As a side-note the XCP protocol which we saw in a previous paper seems to solve some of the problems presented in this paper (e.g. sustain good performance in large-delay satellite links).
Realizing that the so called "challenged networks"- characterizing by high latency, bandwidth limitations, error probability, node longevity, and path stability which are deviated from normal Internet- are becoming more realistic and more in-use, the author proposed an interesting idea of an overlay architecture to deal with this kind of networks. However, there is no performance evaluation of the proposed architecture in the paper. Since the paper was published, is there any work evaluating how well this architecture works?
It seems in most of the posts ppl believe this problem is important and pracitical. I remember I read some papers talking about DTN before. They even claim that DTN may have applications in the information transmission in space traveling between different spaceships. Well maybe they are right. But I am still not very conviced that this problem is realistic.
The paper addresses multiple problems. Mainly, that some internet connections have huge delays or are often disconnected. The authors' solution is that network protocols be adapted to a message-based architecture.
The closest parallel is email. There is no connection between the endpoints. Instead, a message moves between relays to reach the source.

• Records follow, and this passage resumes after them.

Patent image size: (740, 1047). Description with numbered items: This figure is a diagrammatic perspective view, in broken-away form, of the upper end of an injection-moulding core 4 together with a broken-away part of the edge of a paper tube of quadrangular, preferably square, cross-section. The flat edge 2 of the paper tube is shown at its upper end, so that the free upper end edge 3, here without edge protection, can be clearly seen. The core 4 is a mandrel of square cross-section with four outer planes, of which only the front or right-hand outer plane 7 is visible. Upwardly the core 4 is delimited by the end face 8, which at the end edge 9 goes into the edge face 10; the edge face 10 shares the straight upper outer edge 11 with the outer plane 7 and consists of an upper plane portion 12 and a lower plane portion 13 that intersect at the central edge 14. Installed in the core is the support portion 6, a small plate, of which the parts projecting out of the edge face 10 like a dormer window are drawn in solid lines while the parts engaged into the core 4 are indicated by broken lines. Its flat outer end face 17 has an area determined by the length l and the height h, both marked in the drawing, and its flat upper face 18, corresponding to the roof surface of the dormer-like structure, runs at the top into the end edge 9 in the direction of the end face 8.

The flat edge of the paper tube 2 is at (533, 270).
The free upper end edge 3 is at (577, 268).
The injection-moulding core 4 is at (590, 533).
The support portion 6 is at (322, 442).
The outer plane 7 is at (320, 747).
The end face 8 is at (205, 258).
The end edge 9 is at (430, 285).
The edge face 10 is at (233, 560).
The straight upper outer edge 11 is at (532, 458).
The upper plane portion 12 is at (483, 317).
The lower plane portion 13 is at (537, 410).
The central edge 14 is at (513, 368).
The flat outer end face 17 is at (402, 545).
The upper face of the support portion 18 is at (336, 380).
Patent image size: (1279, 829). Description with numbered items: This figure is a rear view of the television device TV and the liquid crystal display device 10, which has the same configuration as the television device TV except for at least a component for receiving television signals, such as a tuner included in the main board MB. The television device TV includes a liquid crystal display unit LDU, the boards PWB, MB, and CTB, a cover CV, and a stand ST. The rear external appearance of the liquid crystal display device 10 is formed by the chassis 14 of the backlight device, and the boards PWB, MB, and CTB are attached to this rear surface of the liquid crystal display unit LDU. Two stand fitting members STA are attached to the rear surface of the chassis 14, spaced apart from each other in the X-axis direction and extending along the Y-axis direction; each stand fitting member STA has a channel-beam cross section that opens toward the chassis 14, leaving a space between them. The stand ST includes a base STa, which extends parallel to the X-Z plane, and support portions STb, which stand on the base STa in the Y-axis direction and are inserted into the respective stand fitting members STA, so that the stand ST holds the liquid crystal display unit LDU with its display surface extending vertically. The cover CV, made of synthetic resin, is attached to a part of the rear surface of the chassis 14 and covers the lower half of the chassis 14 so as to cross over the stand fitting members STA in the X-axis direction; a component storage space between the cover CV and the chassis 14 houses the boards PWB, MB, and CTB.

Optionally, an acknowledgment can be returned.
So in the architecture, responsibility is passed from node to node. Gateway nodes that live between differing networks need to hold on to all messages before passing them on, so storage is a big issue. On receipt, the destination can send back an acknowledgment back, and the sender's software must resolve it as it sees fit.
It is an interesting idea, and the more popular services can work well with it. It fits well with email and HTTP with little work, but most pulling services like RSYNC or CVS can be adapted to require no intervention.